Preserving Traditional Textile Processes

Words: Hattie Eavis
Feature Image: Mel Poole 

The way we shop has changed greatly in recent years; we buy fast and cheap, prioritising quantity over quality, often resulting in many of us living beyond our means. Our grandparents generation would have bought clothes according to their income and the season; investing in winter coat that was made to last for a lifetime and would be darned and repaired when worn through. Nowadays, the average consumer buys 4.1 items of clothing each month. 1.72 million tonnes of brand new fashion being consumed on an annual basis in the UK, and almost the same quantity of fashion that we buy is ending up prematurely in the bin.
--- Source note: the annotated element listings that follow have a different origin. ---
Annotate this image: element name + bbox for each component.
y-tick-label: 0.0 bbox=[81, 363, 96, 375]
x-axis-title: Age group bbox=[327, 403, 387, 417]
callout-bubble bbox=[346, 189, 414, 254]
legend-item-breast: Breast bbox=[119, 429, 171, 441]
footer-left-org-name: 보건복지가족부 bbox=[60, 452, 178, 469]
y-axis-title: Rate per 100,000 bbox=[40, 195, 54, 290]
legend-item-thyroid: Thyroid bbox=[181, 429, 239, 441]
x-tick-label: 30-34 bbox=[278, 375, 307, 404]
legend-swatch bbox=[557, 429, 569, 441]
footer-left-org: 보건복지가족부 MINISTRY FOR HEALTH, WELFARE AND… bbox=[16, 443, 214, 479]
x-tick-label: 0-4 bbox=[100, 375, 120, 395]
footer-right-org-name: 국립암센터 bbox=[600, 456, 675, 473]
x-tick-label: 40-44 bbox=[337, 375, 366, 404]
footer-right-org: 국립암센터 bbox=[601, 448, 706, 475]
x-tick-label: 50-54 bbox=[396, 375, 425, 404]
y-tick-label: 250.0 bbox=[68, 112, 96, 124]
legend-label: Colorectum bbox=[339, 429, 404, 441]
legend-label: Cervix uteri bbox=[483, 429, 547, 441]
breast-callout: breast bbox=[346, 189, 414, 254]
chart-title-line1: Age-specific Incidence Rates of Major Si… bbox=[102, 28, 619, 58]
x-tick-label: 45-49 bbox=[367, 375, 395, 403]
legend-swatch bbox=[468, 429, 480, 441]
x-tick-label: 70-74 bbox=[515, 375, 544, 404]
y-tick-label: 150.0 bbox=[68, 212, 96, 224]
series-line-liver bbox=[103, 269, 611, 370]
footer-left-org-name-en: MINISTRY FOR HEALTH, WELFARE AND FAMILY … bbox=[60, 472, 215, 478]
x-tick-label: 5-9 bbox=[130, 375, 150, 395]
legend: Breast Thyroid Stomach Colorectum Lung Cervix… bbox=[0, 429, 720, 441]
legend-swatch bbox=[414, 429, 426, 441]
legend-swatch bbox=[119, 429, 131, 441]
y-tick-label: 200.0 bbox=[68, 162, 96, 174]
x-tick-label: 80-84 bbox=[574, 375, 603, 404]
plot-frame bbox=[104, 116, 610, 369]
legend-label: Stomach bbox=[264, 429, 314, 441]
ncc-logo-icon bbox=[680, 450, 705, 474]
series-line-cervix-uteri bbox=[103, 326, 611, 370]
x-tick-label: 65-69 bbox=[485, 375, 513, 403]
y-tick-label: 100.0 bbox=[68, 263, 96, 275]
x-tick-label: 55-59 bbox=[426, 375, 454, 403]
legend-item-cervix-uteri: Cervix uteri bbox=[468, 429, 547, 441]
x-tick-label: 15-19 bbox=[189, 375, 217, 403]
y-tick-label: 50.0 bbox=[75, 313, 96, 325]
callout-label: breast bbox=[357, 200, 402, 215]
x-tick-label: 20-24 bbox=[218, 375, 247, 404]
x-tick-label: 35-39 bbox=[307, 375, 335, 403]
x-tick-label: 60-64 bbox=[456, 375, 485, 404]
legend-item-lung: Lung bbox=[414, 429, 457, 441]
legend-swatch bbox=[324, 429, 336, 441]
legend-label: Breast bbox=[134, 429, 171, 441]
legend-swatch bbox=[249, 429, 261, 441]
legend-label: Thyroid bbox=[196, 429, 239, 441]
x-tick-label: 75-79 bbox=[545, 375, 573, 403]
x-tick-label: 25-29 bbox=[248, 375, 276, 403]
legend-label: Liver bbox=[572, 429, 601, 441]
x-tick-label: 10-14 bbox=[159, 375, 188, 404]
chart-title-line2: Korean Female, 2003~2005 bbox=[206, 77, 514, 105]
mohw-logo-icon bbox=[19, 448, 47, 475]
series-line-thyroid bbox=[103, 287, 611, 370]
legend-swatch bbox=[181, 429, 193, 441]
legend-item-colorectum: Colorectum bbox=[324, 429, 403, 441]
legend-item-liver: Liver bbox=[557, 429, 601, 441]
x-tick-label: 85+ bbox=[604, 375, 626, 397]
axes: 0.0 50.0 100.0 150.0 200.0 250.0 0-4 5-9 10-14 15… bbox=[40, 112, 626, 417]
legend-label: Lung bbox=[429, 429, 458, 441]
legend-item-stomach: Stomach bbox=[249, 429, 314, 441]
The reduced quality of the fabric has resulted in the worth being of so little to us that the thought of repairing our clothes does not seem worth it. The speed and ease of which we can go out and buy something new to wear today, simply on our lunch break, and at a price that has been whittled down to cost no more than a sandwich has become the norm. In our current climate, fast fashion has become totally disposable and lack of quality makes for an ever shortening life span. An overly saturated market means that many garments destined for our high streets never even make it to the shop floor, and all the resources used in making these textiles become redundant.

However, although it is clear we are buying more than ever before, we have become more insecure in the way we shop, and less and less engaged with the clothing we are buying, and as a result less satisfied in our purchases.

Many small scale textile industries have struggled to compete with the enormity of the fast fashion industry, resulting in a great many age-old textile techniques and craftsmanship becoming lost. In order to preserve these traditional textile processes there must be a certain level of work to be done in re-connecting the consumer with the people behind the clothes we buy.

India based company Injiri designs handwoven clothing and homeware, focusing on showcasing Indian textiles. A country where traditional textile expertise and techniques is deep rooted in its past. Injiri works to highlight these highly skilled individuals, harnessing the talent of makers across India; from hand dying the yarn, to the bunkers (weavers), and finishing each piece by hand.

The workmanship that goes into hand dying, and hand weaving a length of material, from making the warp and putting in each weft thread by hand allows for an obvious degree of irregularity, but creates an individuality to each piece that brings a real authenticity whereby the process is left to tell a story. A sense of connection between the maker and the consumer somehow makes an item of clothing seem all the more beautiful for the history it holds.

Specialist Scottish knitwear factories, producing some of the highest quality cashmere in the world, have a real understanding of the natural fibres they are working with and makers take care to finish each piece is by hand and to the highest standard. Scottish Fair Isle knitwear, traditional worn by fisherman is made up of intricate and diverse patterns. Traditionally hand knitted by the women of the fishing communities where each region would have their own unique pattern which would be used to differentiate where fisherman came from. Today the same heritage knitwear factories can still be found in the Shetlands today.

Through updated methods and contemporary designs which is interwoven into the threads of tradition, the industry is able to maintain its 21st century relevance. In turn supporting and showcasing the talent of the makers.